Transcriptomic profiling of adipose tissue in a mouse model of chronic social isolation-induced glucose metabolism dysfunction

Social isolation is a growing global public health concern, associated not only with mental health disorders but also with metabolic diseases such as type 2 diabetes. This study investigates the molecular mechanisms by which chronic social isolation disrupts glucose homeostasis via sympathetic nervous system activation. To elucidate adipose tissue transcriptional responses under socially isolated conditions, inguinal white adipose tissue (iWAT) was collected from male C57BL/6J mice subjected to either standard group housing or single housing for 8 weeks (n = 3 per group). Bulk RNA sequencing was performed to characterize differential gene expression. Analysis revealed substantial transcriptional reprogramming in iWAT from isolated mice, including upregulation of thermogenic and lipid metabolic pathways, such as Ucp1, and activation of key transcriptional regulators like Pparg. These findings suggest that social isolation induces sympathetic-driven metabolic remodeling in adipose tissue.

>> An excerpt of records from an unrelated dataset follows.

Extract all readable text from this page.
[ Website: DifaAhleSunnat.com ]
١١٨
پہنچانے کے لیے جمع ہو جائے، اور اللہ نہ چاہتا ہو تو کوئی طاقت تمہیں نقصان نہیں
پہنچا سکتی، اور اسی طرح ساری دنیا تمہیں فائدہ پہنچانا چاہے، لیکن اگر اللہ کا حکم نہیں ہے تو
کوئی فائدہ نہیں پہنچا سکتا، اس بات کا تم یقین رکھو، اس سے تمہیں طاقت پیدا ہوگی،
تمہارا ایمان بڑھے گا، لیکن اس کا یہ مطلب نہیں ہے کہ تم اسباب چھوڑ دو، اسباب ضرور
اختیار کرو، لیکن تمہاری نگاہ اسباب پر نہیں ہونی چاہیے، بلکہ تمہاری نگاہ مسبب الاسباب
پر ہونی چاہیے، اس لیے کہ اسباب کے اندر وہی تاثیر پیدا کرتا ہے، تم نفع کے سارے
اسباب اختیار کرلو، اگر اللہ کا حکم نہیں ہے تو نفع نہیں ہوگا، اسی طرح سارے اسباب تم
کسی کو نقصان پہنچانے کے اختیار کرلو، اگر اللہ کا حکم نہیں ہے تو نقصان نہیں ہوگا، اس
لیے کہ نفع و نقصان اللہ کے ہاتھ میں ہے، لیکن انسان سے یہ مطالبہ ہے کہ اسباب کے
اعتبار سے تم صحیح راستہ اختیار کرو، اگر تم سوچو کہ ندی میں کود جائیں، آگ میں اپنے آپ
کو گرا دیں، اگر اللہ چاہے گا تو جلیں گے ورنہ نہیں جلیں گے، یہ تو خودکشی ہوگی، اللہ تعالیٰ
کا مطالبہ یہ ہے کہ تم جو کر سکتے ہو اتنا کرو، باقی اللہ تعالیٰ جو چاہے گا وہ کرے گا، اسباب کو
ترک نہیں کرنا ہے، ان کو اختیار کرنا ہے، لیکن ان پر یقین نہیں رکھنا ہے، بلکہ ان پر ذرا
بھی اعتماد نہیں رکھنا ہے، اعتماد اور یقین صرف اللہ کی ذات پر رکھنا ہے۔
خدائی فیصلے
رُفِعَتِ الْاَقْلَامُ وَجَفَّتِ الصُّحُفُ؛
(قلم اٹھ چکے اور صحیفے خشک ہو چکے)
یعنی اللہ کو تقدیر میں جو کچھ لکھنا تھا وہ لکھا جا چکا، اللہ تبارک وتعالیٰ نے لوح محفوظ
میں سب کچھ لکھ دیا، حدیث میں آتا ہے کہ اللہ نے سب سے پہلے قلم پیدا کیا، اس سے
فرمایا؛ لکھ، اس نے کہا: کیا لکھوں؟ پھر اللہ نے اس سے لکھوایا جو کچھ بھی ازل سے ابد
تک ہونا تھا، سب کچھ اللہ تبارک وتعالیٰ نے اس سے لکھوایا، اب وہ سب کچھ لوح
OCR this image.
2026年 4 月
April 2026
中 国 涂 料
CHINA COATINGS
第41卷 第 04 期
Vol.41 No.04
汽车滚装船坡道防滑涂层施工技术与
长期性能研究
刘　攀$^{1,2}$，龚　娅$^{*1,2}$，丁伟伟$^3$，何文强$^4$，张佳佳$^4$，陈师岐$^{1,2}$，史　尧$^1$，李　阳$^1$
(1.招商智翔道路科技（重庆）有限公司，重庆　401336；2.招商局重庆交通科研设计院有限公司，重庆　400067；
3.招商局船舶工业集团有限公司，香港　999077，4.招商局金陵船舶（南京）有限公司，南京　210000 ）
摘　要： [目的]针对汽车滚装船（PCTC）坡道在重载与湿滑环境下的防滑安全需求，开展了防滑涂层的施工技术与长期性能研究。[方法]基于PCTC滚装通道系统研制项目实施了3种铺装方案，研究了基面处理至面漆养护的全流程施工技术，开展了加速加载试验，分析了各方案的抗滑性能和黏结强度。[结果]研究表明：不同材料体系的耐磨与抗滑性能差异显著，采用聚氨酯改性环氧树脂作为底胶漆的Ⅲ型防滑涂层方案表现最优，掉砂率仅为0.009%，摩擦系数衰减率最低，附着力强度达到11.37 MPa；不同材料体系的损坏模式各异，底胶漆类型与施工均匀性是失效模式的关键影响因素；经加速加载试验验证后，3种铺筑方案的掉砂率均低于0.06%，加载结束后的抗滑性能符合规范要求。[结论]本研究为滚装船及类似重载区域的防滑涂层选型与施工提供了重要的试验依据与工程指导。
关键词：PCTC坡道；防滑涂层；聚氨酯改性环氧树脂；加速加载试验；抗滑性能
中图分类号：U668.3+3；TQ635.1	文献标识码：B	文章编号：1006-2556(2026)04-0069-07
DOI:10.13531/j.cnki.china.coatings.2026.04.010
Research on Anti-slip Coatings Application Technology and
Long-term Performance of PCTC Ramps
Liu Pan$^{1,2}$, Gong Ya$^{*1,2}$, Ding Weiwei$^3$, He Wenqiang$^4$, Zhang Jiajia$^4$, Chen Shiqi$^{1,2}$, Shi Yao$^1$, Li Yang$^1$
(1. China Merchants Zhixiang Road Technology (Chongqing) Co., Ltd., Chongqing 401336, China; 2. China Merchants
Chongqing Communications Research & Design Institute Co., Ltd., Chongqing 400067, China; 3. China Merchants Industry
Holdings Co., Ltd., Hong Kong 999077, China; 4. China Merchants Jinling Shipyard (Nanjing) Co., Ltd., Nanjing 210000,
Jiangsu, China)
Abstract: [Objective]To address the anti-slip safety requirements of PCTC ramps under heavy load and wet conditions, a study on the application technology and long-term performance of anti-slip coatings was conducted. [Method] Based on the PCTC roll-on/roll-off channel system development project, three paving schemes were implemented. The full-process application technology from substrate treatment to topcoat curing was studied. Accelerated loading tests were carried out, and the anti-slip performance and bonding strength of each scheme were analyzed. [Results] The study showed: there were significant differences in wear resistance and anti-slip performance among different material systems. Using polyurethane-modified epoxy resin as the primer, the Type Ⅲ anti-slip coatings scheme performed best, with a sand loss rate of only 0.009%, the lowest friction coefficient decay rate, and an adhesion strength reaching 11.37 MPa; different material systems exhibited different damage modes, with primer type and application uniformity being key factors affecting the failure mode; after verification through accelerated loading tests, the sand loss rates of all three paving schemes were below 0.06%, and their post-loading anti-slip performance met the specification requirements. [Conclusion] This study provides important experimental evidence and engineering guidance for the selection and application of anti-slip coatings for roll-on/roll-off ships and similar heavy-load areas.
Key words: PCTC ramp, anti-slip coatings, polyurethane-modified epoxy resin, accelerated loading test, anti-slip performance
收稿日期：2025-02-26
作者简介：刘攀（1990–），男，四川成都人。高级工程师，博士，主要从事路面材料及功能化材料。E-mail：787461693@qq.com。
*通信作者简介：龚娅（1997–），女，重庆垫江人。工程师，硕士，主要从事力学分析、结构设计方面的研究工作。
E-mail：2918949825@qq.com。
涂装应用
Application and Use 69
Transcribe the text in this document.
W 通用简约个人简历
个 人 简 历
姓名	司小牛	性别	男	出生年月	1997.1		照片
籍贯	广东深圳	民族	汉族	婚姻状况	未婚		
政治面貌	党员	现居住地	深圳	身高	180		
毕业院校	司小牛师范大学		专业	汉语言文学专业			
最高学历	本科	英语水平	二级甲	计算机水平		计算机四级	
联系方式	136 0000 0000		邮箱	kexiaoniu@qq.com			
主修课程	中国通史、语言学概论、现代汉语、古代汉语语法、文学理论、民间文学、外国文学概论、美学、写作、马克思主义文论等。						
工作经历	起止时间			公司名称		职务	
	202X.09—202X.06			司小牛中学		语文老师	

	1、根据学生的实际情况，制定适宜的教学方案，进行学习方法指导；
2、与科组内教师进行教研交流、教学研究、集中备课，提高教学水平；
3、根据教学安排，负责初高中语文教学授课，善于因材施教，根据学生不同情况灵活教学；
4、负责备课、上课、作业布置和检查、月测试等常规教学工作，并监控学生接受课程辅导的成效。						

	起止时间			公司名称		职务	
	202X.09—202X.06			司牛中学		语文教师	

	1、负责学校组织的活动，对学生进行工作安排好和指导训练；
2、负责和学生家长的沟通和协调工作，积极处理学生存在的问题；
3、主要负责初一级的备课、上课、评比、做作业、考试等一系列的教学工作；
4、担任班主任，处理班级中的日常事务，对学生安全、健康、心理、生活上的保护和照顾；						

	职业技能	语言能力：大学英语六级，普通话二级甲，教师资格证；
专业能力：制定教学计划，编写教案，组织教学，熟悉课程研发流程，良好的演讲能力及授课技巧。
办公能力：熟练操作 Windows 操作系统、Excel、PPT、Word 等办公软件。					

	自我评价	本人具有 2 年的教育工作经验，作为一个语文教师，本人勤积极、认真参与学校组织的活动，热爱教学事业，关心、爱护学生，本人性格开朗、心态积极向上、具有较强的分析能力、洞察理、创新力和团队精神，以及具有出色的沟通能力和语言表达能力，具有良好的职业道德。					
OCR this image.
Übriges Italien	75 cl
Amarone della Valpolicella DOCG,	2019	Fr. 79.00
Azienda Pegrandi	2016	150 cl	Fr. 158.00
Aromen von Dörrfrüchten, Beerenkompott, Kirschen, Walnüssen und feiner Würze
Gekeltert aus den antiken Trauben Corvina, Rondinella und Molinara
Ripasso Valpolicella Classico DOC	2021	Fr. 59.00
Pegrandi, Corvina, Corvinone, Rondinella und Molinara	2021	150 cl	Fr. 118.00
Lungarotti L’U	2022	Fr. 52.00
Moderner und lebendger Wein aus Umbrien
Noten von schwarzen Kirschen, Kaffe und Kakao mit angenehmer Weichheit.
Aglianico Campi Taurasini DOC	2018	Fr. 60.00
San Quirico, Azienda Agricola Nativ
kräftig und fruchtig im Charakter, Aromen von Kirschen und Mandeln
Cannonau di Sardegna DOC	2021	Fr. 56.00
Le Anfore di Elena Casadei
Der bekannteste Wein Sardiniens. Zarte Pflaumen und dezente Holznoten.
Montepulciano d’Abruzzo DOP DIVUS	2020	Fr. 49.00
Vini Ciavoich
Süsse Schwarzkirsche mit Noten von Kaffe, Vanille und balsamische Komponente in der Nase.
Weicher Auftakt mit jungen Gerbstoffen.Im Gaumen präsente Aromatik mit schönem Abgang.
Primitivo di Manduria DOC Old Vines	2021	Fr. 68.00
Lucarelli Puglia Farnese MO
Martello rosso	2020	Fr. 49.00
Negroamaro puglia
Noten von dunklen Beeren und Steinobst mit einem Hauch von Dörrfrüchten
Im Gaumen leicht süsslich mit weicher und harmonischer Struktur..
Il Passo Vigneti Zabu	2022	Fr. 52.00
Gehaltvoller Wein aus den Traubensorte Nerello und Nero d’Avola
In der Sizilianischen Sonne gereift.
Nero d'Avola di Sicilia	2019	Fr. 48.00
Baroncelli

The dataset provides valuable insight into how psychosocial stress influences peripheral metabolic gene networks and may contribute to stress-related metabolic disorders. Six 8-week-old C57BL/6J mice were evenly divided into two groups and raised separately or in groups, respectively, to simulate social isolation. After 8 weeks, the mice were euthanized, and subcutaneous fat from the inguinal region was collected for RNA-seq analysis.